UDI for IVD Devices Used In-House: Part 2

UDI for IVD Devices Used In-House: Part 2

April 13, 2023

UDI for IVD Devices Used In-House: Part 2

 

Once the reagent kit components (i.e., essential parts of the finished IVD device) of an IVD are sent to the healthcare facility for clinical use, then the finished IVD is in commercial distribution (thus triggering the UDI requirements) as I understand it.  Also, the UDI requirements are generally aimed at finished devices rather than components or shipping containers.

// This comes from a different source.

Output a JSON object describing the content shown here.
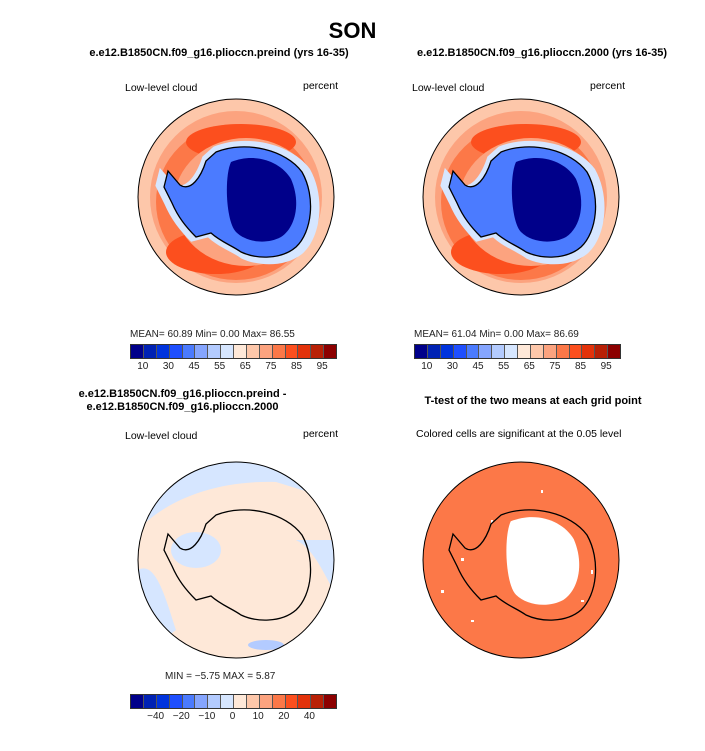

So the UDI regulations don’t generally provide for parsing the finished device up into pieces for the purposes of UDI.

 

Moreover, in light of the key intent of the UDI traceability requirements, the healthcare facility still has a critical interest in the proper functioning of the manufacturer’s in-house assay/test.  For example, in the event of false positives/negatives that adversely affect clinical decision making/treatment, then the fundamental intent of the UDI requirements is that all parties, including the healthcare facility, be able to link the issue back to the suspect assay/test.  Lack of assay/test UDI could prevent this fundamental intent from being met, and thus in the eyes of the UDI regulations, would represent insufficient protection of public health.

 

Another aspect is that if the IVD’s cleared/approved labeling, premarket authorization data [e.g., in the 510(k), PMA, EU Technical Documentation, etc.] don’t clearly restrict the assay/test to use only at the IVD manufacturer’s in-house lab (e.g., if they don’t contraindicate against use outside the manufacturer’s in-house test environment), then that also works against the notion of a UDI exemption, as such premarket authorization is contingent on UDI compliance.

 

Accordingly, my understanding is that the UDI requirements definitely still apply to a finished device IVD consisting of the assay/test and its reagents. If one’s strategy was to try and exempt part(s) of the commercialized finished device from the UDI requirements, then that could definitely translate to compliance risk, public health risk, and legal/liability risk.  I would at least look to assure agency authorization for such an approach before implementing it.